To the grandchilren, I am Besta, the Norwegian translation for grandmother. If the children called all of us simply Grandma, we would have the rather awkward experience of responding to them as a group of four or five.

This partywas for the maternal grandmother visiting from Australia. Her two “real” sisters were there, too. The three sisters range in age from seventy to seventy seven. It was a “family” meal in that we all talked at the same time and everyone was OK with that. I listened in rapt attention as they answered my questions about growing up as kids in China and stories of their father who was a missionary doctor.

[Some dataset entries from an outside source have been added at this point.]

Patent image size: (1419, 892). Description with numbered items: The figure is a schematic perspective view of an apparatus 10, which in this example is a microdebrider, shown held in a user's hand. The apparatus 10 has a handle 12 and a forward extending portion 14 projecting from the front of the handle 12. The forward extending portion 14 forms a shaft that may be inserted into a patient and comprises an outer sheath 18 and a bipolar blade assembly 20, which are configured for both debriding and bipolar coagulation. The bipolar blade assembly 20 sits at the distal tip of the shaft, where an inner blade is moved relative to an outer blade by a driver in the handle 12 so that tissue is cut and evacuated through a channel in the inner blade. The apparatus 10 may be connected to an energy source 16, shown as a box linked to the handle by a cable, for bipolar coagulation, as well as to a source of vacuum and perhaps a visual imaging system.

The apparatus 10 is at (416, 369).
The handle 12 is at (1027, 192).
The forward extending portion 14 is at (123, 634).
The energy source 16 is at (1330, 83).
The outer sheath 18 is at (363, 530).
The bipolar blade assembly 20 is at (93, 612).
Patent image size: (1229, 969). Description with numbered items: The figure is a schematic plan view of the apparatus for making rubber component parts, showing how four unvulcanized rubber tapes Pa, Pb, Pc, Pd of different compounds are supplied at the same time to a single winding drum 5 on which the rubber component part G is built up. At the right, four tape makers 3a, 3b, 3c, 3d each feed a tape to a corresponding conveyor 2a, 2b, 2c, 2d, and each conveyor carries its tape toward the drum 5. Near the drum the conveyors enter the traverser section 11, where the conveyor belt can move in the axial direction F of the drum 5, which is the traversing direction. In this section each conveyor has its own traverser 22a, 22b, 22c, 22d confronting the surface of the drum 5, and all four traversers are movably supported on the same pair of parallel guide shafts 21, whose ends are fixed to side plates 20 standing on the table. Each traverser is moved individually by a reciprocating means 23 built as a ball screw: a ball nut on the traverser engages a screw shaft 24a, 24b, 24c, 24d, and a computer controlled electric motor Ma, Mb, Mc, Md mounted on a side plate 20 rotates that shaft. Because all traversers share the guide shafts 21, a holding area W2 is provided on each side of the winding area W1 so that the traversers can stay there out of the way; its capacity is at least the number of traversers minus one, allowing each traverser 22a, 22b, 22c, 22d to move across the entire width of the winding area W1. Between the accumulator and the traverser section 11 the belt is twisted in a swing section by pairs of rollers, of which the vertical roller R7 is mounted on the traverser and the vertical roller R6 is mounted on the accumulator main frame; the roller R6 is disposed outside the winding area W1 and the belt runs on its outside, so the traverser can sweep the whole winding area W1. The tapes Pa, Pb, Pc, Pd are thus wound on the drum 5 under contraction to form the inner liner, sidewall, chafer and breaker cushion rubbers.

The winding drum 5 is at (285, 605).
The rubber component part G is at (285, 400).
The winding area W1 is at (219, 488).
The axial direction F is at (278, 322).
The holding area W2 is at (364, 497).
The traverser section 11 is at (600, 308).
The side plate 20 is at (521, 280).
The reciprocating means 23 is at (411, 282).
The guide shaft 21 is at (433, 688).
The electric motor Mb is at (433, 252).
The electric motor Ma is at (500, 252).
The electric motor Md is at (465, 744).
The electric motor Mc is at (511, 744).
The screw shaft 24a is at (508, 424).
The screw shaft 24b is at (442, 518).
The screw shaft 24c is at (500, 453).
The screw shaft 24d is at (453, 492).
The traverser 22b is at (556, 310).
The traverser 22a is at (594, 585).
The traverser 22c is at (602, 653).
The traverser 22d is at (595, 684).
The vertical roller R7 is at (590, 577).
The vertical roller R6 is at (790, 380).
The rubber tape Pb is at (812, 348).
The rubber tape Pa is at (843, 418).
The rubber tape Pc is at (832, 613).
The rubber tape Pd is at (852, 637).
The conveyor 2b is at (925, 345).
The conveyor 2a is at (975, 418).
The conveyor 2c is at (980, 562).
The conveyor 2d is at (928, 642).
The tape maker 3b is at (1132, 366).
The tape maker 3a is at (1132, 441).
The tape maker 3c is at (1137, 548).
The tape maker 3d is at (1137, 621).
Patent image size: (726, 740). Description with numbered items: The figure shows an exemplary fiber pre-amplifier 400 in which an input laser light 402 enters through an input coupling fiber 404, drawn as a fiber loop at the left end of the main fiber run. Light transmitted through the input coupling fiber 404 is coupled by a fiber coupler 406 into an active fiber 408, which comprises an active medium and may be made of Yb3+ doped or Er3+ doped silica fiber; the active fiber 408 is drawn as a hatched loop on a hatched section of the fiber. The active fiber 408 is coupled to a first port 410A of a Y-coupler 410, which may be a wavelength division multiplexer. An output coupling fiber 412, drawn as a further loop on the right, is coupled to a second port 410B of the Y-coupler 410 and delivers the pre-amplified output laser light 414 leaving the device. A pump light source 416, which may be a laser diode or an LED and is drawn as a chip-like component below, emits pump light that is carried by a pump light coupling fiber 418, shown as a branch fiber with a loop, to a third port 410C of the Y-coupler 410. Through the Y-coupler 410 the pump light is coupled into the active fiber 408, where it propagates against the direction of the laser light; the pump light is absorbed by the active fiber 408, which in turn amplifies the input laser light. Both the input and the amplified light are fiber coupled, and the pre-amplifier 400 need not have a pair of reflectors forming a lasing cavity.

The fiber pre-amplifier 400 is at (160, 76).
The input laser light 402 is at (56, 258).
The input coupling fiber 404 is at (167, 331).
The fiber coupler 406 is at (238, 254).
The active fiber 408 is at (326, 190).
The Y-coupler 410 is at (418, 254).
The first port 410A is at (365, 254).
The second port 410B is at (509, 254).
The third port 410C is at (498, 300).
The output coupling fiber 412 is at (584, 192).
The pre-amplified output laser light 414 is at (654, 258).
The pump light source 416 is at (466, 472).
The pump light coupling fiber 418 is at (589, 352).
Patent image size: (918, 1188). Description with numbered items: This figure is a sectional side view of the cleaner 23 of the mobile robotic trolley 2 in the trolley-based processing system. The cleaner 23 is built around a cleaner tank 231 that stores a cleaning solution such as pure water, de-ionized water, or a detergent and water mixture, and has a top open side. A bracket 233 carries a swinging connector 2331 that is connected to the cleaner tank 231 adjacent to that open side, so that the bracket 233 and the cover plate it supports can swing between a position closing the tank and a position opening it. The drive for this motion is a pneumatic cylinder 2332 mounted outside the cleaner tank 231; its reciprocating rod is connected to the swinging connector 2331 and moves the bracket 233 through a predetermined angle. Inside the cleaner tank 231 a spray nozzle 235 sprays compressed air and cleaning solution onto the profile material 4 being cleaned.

They told of a woman who was “pregnant” for sixteen months. The animation as the sisters provided memories made me feel like I was wondering, too, if this might be some special child. The local traditions left room for assigning meaning to unusual stories. But when their father operated, he found a forty-pound ovarian cyst! We tried to replay the surgery and imagine if he could have removed it intact. (They remembered seeing pictures of the cyst overlapping a large bucket.) Thinking that a cyst is fluid-fllled, I contributed a theory that he could have elongated it into a tube like a wiener, but this idea brought more laughter that credibility.

As I listened to stories I so wished I could have met this man who was a general practitioner in the broadest possible sense. After a few hours of authentic Chinese food and authentic family connection, cameras were pulled out. I offered to take the pictures but was met by a verbal chorus, “Oh, no, we want you in the picture.” My heart felt strangely warmed. It is such a healing experience to be wanted in a family picture.

Do you have a story where you have been given the gift of belonging? Is there someone to whom you can give this gift?